И все же, как сказано Галилеем: она вертится, — но лягушке, по имени Омидячереяча, до этого было как до фонаря, она жила в своей деревне Немятово, что на берегу Абрагантского морского пруда, слышала крик лягушек из соседней деревни Норино, что на другом берегу моря, и никогда не ходила туда в гости. Будучи огромной, как гора, — в моих глазах, которых я даже пальцем не мог почесать, ибо не было их, ни пальца, ни глаз, как и всего тела, и я не знал, как я выглядел, — лягушка легко могла бы меня проглотить, как какого-нибудь комарика, если бы я существовал в ее глазах. Но я существовал не на земле, даже не в зачарованном Мире Света Над Водой, среди желтых кувшинок, камыша, остролиста, кучи стрекоз, жуков-плавунцов, пауков, бегающих по волнам на кривых лапках, и неисчислимых световых жаворонков, взлетавших при урагане или цунами. Каждую из этих птиц-бликов звали Лиереей. Я существовал лишь для лягушки, в ее непросвещенном мозгу, что было для меня обиднее всего. Она не знала Галилея, не имела представления об идеальном, нематериальном существовании, тем не менее смела представить мою персону в своей серо-зеленой голове, на макушке которой красовался холмик бородавки размером с отбитый нос египетского Сфинкса.
— Ты сейчас зудел в моем мозгу, я не знала, кто ты такой, но я, Омидячереяча, полагала, что тебя, собственно, никогда не было — ни как существа, ни как вещества, и ты являлся лишь говном моей мозговой деятельности, — то есть мозг мой что-то такое потребил по неосторожности — и получился ты, зануда из зануд, которого даже понюхать невозможно, прежде чем съесть.
— Свое собственное дерьмо? Съесть?
— Ну да. Как космонавты.
— Но они говно свое перерабатывали. Потом что-то туда добавляли.
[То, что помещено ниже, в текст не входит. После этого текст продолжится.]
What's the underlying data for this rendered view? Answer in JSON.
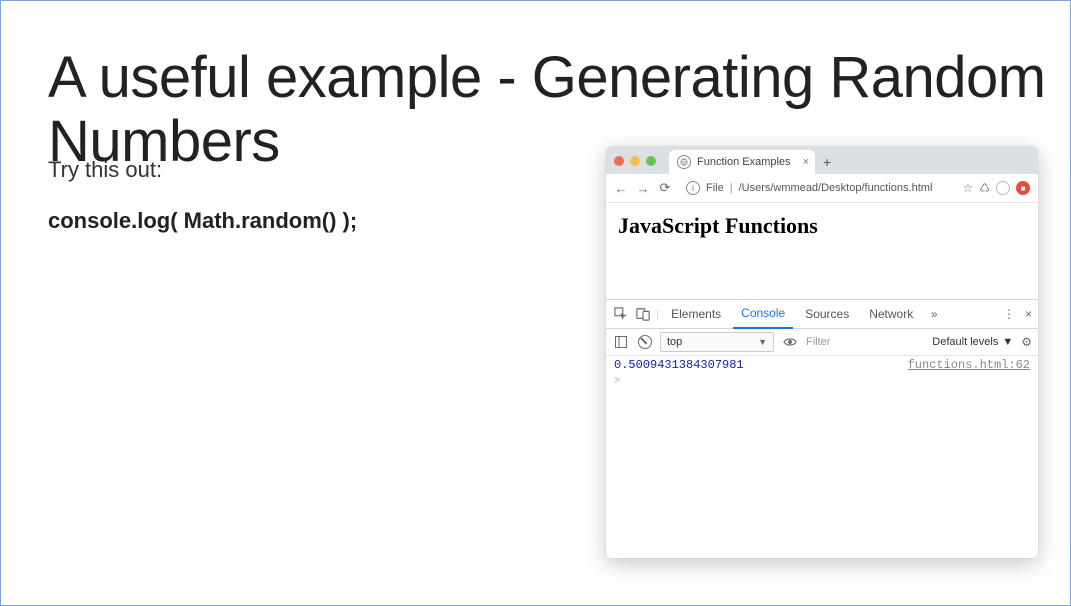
{
  "slide": {
    "title": "A useful example - Generating Random Numbers",
    "subtitle": "Try this out:",
    "code": "console.log( Math.random() );"
  },
  "browser": {
    "tab_title": "Function Examples",
    "url_scheme": "File",
    "url_path": "/Users/wmmead/Desktop/functions.html",
    "page_heading": "JavaScript Functions"
  },
  "devtools": {
    "tabs": [
      "Elements",
      "Console",
      "Sources",
      "Network"
    ],
    "active_tab": "Console",
    "context": "top",
    "filter_placeholder": "Filter",
    "levels_label": "Default levels",
    "log_value": "0.5009431384307981",
    "log_source": "functions.html:62",
    "prompt": ">"
  }
}
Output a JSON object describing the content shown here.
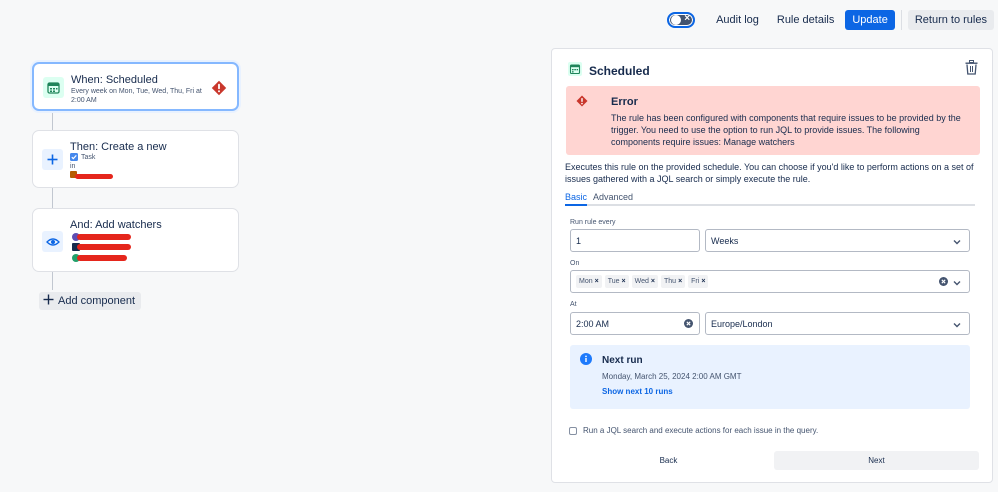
{
  "topbar": {
    "audit_log": "Audit log",
    "rule_details": "Rule details",
    "update": "Update",
    "return_to_rules": "Return to rules"
  },
  "flow": {
    "trigger": {
      "title": "When: Scheduled",
      "subtitle": "Every week on Mon, Tue, Wed, Thu, Fri at 2:00 AM"
    },
    "action": {
      "title": "Then: Create a new",
      "issue_type": "Task",
      "in_label": "in"
    },
    "watchers": {
      "title": "And: Add watchers"
    },
    "add_component": "Add component"
  },
  "panel": {
    "title": "Scheduled",
    "error": {
      "title": "Error",
      "body": "The rule has been configured with components that require issues to be provided by the trigger. You need to use the option to run JQL to provide issues. The following components require issues: Manage watchers"
    },
    "description": "Executes this rule on the provided schedule. You can choose if you'd like to perform actions on a set of issues gathered with a JQL search or simply execute the rule.",
    "tabs": {
      "basic": "Basic",
      "advanced": "Advanced"
    },
    "run_every_label": "Run rule every",
    "run_every_value": "1",
    "unit_value": "Weeks",
    "on_label": "On",
    "days": [
      "Mon",
      "Tue",
      "Wed",
      "Thu",
      "Fri"
    ],
    "at_label": "At",
    "time_value": "2:00 AM",
    "timezone_value": "Europe/London",
    "next_run": {
      "title": "Next run",
      "date": "Monday, March 25, 2024 2:00 AM GMT",
      "link": "Show next 10 runs"
    },
    "jql_checkbox": "Run a JQL search and execute actions for each issue in the query.",
    "back": "Back",
    "next": "Next"
  },
  "colors": {
    "primary": "#0c66e4",
    "error_bg": "#ffd5d2",
    "info_bg": "#e9f2ff",
    "error_icon": "#c9372c"
  }
}
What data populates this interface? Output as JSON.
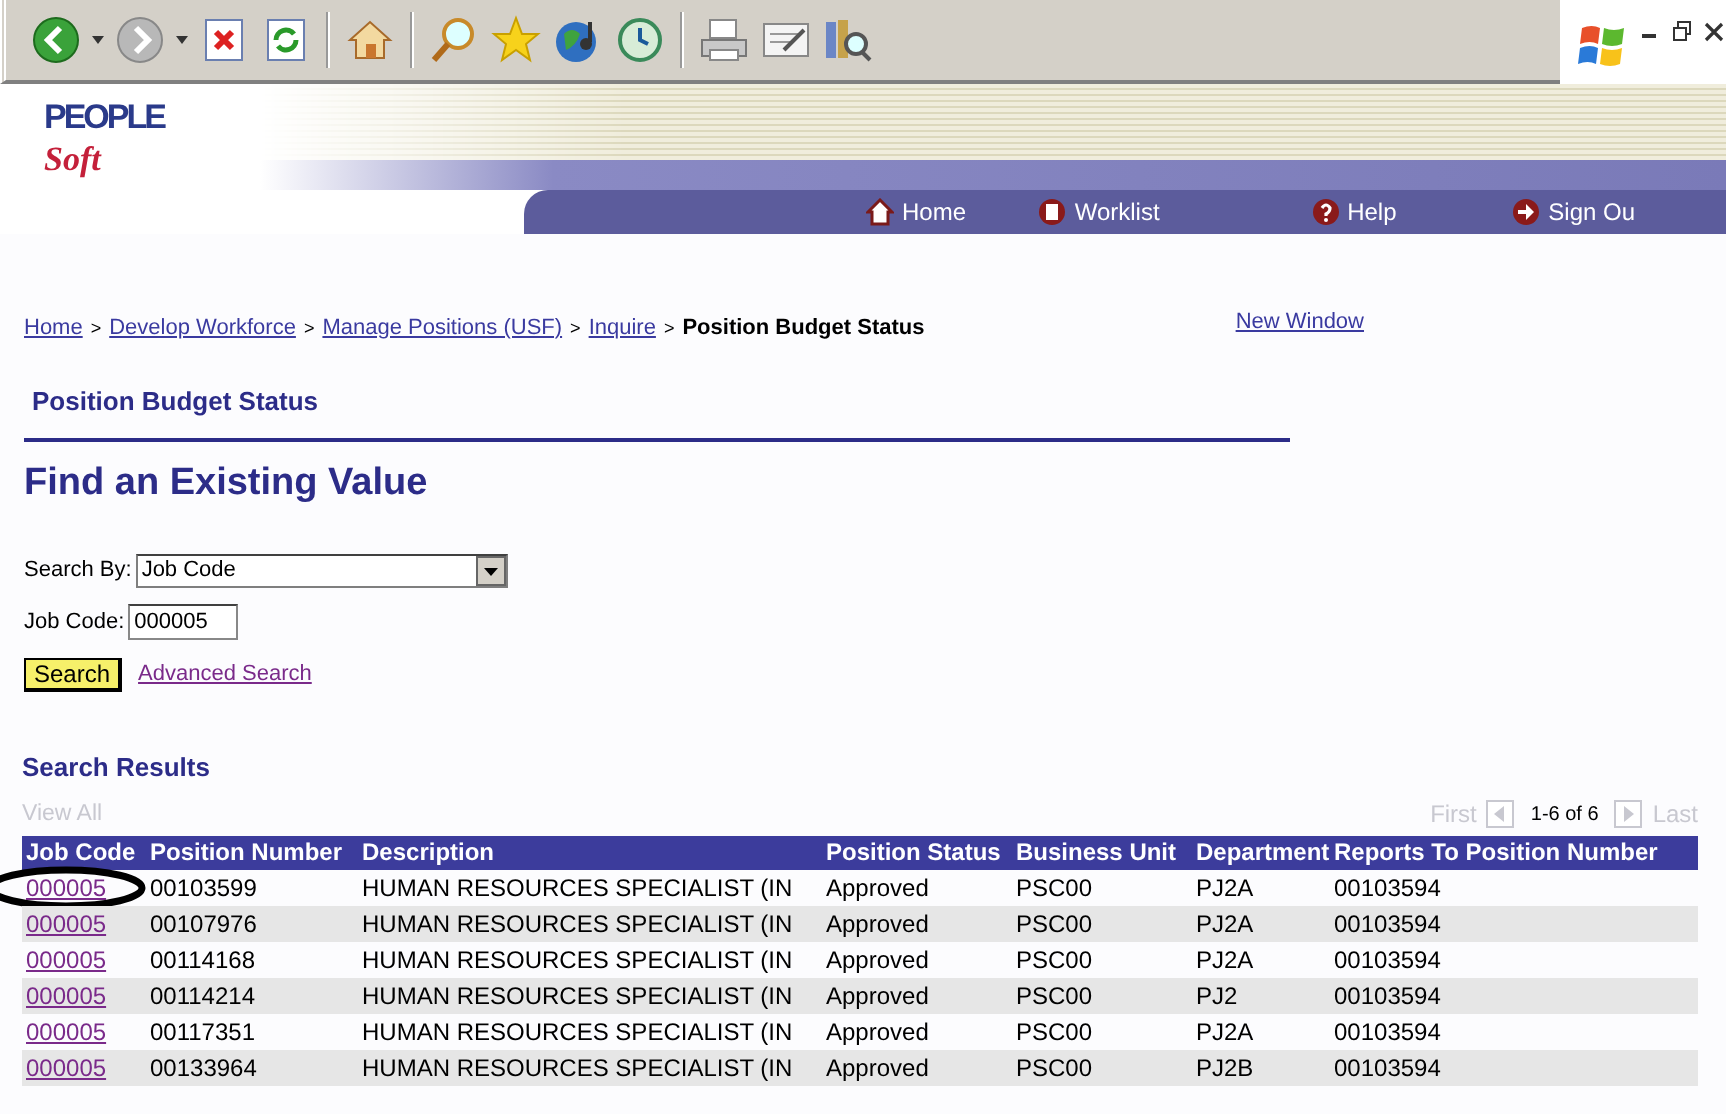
{
  "browser_toolbar": {
    "buttons": [
      {
        "kind": "back"
      },
      {
        "kind": "forward"
      },
      {
        "kind": "stop"
      },
      {
        "kind": "refresh"
      },
      {
        "kind": "home"
      },
      {
        "kind": "search"
      },
      {
        "kind": "favorites"
      },
      {
        "kind": "media"
      },
      {
        "kind": "history"
      },
      {
        "kind": "print"
      },
      {
        "kind": "edit"
      },
      {
        "kind": "research"
      }
    ]
  },
  "logo": {
    "top": "PEOPLE",
    "bottom": "Soft"
  },
  "nav": [
    {
      "kind": "home",
      "label": "Home"
    },
    {
      "kind": "worklist",
      "label": "Worklist"
    },
    {
      "kind": "help",
      "label": "Help"
    },
    {
      "kind": "signout",
      "label": "Sign Ou"
    }
  ],
  "breadcrumb": [
    {
      "kind": "link",
      "text": "Home"
    },
    {
      "kind": "sep",
      "text": ">"
    },
    {
      "kind": "link",
      "text": "Develop Workforce"
    },
    {
      "kind": "sep",
      "text": ">"
    },
    {
      "kind": "link",
      "text": "Manage Positions (USF)"
    },
    {
      "kind": "sep",
      "text": ">"
    },
    {
      "kind": "link",
      "text": "Inquire"
    },
    {
      "kind": "sep",
      "text": ">"
    },
    {
      "kind": "current",
      "text": "Position Budget Status"
    }
  ],
  "new_window": "New Window",
  "page_title": "Position Budget Status",
  "heading": "Find an Existing Value",
  "search_by": {
    "label": "Search By:",
    "value": "Job Code"
  },
  "job_code": {
    "label": "Job Code:",
    "value": "000005"
  },
  "search_button": "Search",
  "advanced_search": "Advanced Search",
  "results": {
    "title": "Search Results",
    "view_all": {
      "label": "View All",
      "disabled": true
    },
    "pager": {
      "first": {
        "label": "First",
        "disabled": true
      },
      "range": "1-6 of 6",
      "last": {
        "label": "Last",
        "disabled": true
      }
    },
    "columns": [
      "Job Code",
      "Position Number",
      "Description",
      "Position Status",
      "Business Unit",
      "Department",
      "Reports To Position Number"
    ],
    "rows": [
      {
        "circled": true,
        "cells": [
          "000005",
          "00103599",
          "HUMAN RESOURCES SPECIALIST (IN",
          "Approved",
          "PSC00",
          "PJ2A",
          "00103594"
        ]
      },
      {
        "circled": false,
        "cells": [
          "000005",
          "00107976",
          "HUMAN RESOURCES SPECIALIST (IN",
          "Approved",
          "PSC00",
          "PJ2A",
          "00103594"
        ]
      },
      {
        "circled": false,
        "cells": [
          "000005",
          "00114168",
          "HUMAN RESOURCES SPECIALIST (IN",
          "Approved",
          "PSC00",
          "PJ2A",
          "00103594"
        ]
      },
      {
        "circled": false,
        "cells": [
          "000005",
          "00114214",
          "HUMAN RESOURCES SPECIALIST (IN",
          "Approved",
          "PSC00",
          "PJ2",
          "00103594"
        ]
      },
      {
        "circled": false,
        "cells": [
          "000005",
          "00117351",
          "HUMAN RESOURCES SPECIALIST (IN",
          "Approved",
          "PSC00",
          "PJ2A",
          "00103594"
        ]
      },
      {
        "circled": false,
        "cells": [
          "000005",
          "00133964",
          "HUMAN RESOURCES SPECIALIST (IN",
          "Approved",
          "PSC00",
          "PJ2B",
          "00103594"
        ]
      }
    ]
  }
}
— И я нашла бы, что добавить к твоей персоне, прежде чем сожрать тебя.
— А что ты добавила бы в меня, лягушка, чтобы я стал съедобен для тебя?
— Добавила бы немного мрычи.
— Это грибы, которые любили есть кентавры?
— Ты знал. Зачем надо было переспрашивать?
— Еще чего добавила бы, лягушка?
— Полиуремидина, порошка, которым ты посыпал свой унылый фаллос, когда в бытность человеком не от мира сего страдал от простатита.
— Но что-то я не запомнил… Не посыпал я никаким порошком свой фаллос… Как его там? Полиурамид?.. Нет, не запомнил… Ежели был порошок, куда же делся он из моей памяти?
— А он улетел от ветра, когда ты посыпал полиуремидином свой елдорай. ХУЙ, значит.
— По-китайски слово «хуй» имело несколько значений.
— По-китайски? Ну, например?
— Например — Большой. Великий. Главный.
— Ну все правильно. И большой, и великий, и главный.
— Ладно, я согласился с тобой, что ветер унес порошок для лечения простатита, которым я посыпал свой фаллос, потому я и позабыл о нем. А еще чего ты добавила бы в виде приправы, чтобы я стал съедобен для тебя?
— Любовина, добровина, храбрина, щедрина, политерпенина, антисуетина, антисуицидина, антиеблевина, ну и в случае чего, когда всех этих компонентов не окажется под рукой, добавила бы я солидную дозу нескурвисьсучаратоля, после чего, когда кентаврские грибы в твоем желудке благополучно переварились бы, я с удовольствием слопала бы тебя со всеми твоими потрохами и пищевыми добавками.
Идеальные предпосылки, чтобы серо-зеленой лягушке съесть меня — даже в качестве переваренной пищи (пища духовная), — не появились, и я уходил из жизни земной на этот раз с осиным гнездом множества болезней (болезни духовные), умирал я как-то непонятно, совсем легко, словно понарошке, и ни одна из моих болезней, противу которых нужно было пить столько лекарств, не послужила причиною моей земной смерти.